New research from the University of Hull has found that people are usually better at understanding human movements than robotic movements, but this gap can be closed when robots are positioned amongst relevant environmental cues that may make the robot's behaviour more predictable.
The research team wanted to find out if people's understanding of a robot's behaviour changes based on the environment around the robot. They compared how well people could understand the intentions of humans and humanoid robots by having participants observe and predict their actions based on simple social cues such as gaze directed towards an object.
The study revealed that when two objects were present in the environment, people were generally faster at understanding human behaviour compared to robotic behaviour. However, when only one object was present, people were just as fast to make inferences about human and robotic gazes. This effect was not seen when participants had to predict the behaviour of an object with non-human-like shape (like a lectern).
Such findings imply that people may be able to understand robotic and human actions in a similar manner when there are fewer objects present in the environment for the robot to interact with. This suggests that the complexity of the environment also plays a role in how well people can understand the actions of humans and robots.

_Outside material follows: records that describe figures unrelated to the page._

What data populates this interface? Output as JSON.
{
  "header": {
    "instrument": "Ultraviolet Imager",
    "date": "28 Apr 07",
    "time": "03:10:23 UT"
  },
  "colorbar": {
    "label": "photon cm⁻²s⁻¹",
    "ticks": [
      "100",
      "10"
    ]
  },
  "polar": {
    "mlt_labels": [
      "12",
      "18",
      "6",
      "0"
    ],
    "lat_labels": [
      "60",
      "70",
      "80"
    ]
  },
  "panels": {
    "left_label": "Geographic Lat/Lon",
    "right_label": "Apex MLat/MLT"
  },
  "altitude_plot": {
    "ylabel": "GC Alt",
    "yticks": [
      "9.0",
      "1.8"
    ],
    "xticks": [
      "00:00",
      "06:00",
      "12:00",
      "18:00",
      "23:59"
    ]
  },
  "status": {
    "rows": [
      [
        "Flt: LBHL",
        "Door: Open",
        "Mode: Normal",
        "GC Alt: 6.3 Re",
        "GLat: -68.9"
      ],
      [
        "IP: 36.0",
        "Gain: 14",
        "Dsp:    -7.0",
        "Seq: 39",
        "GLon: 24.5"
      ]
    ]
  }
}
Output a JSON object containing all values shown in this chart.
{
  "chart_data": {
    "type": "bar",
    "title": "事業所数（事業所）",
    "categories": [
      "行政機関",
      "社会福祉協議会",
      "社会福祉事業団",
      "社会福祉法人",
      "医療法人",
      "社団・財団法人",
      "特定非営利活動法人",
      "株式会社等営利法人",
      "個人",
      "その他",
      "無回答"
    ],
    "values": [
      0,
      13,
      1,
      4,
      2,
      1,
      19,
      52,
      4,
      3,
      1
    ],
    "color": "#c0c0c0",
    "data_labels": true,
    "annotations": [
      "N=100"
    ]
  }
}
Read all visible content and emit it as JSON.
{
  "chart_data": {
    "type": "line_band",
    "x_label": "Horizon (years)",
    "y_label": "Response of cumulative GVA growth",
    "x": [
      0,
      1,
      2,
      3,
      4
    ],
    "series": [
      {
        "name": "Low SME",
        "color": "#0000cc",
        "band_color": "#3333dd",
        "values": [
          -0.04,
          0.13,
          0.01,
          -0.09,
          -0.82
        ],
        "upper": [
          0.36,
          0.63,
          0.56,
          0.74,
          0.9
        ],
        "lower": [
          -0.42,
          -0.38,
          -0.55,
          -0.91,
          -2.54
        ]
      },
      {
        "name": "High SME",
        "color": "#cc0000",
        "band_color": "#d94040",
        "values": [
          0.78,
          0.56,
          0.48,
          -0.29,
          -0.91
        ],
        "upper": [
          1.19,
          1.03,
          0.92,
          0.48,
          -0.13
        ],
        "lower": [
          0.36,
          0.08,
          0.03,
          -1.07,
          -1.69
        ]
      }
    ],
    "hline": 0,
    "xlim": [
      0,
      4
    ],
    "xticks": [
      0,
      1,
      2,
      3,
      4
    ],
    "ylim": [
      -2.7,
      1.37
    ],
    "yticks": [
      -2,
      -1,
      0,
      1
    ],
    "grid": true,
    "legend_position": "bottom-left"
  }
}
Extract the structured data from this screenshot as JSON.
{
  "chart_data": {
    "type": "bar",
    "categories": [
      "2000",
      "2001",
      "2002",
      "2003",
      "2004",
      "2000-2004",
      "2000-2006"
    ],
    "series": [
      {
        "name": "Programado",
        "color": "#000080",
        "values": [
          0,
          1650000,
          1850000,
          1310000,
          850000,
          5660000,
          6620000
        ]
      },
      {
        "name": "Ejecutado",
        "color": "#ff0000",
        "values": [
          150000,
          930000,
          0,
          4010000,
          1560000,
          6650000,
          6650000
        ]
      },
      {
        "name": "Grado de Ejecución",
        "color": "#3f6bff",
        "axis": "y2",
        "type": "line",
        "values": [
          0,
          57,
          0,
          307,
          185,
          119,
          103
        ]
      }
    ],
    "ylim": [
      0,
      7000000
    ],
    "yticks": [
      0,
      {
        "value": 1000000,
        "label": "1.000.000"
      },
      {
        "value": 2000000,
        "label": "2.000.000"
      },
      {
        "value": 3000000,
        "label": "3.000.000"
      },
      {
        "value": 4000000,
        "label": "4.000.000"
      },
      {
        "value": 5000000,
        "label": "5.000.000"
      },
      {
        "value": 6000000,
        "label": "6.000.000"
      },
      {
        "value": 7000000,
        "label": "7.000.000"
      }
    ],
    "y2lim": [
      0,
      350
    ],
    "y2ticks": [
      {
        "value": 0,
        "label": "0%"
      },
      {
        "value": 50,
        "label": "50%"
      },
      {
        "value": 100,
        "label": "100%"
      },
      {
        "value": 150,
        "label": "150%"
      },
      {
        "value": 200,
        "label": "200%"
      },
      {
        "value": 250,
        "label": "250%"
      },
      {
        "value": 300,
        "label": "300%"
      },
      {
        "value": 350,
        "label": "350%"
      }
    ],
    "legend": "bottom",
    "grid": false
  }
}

Dr Emmanuele Tidoni, a Lecturer in Psychology at the University of Hull and the lead author of the report, said: “The research suggests that both the internal characteristics of the robot (such as its human-like shape) and the external environment (like its complexity) can impact how easily people can understand a robot's behaviour. By considering both of these factors, it may be possible to create more intuitive and effective human-robot interactions.”
Dr Tidoni added: "The research has practical applications for improving human-robot interactions. One potential strategy for doing so is programming robots to position themselves in ways that give clear cues about their intended actions. For example, imagine a robot approaching a workstation to pick and hand one object (among many) over to you. If the robot positions itself in a way that the grasping hand is closer to the object-to-be-grasped, then your coordination with the robot will be easier and safer. This could be especially useful in scenarios where robots are integrated into our homes and workplaces.”
Body form modulates the prediction of human and artificial behaviour from gaze observation was published in the International Journal of Social Robotics by Dr Emmanuele Tidoni (University of Hull), Dr Michele Scandola (University of Verona), Professor Emily Cross (University of Glasgow and Macquarie University), and Dr Nathan Caruana (Macquarie University).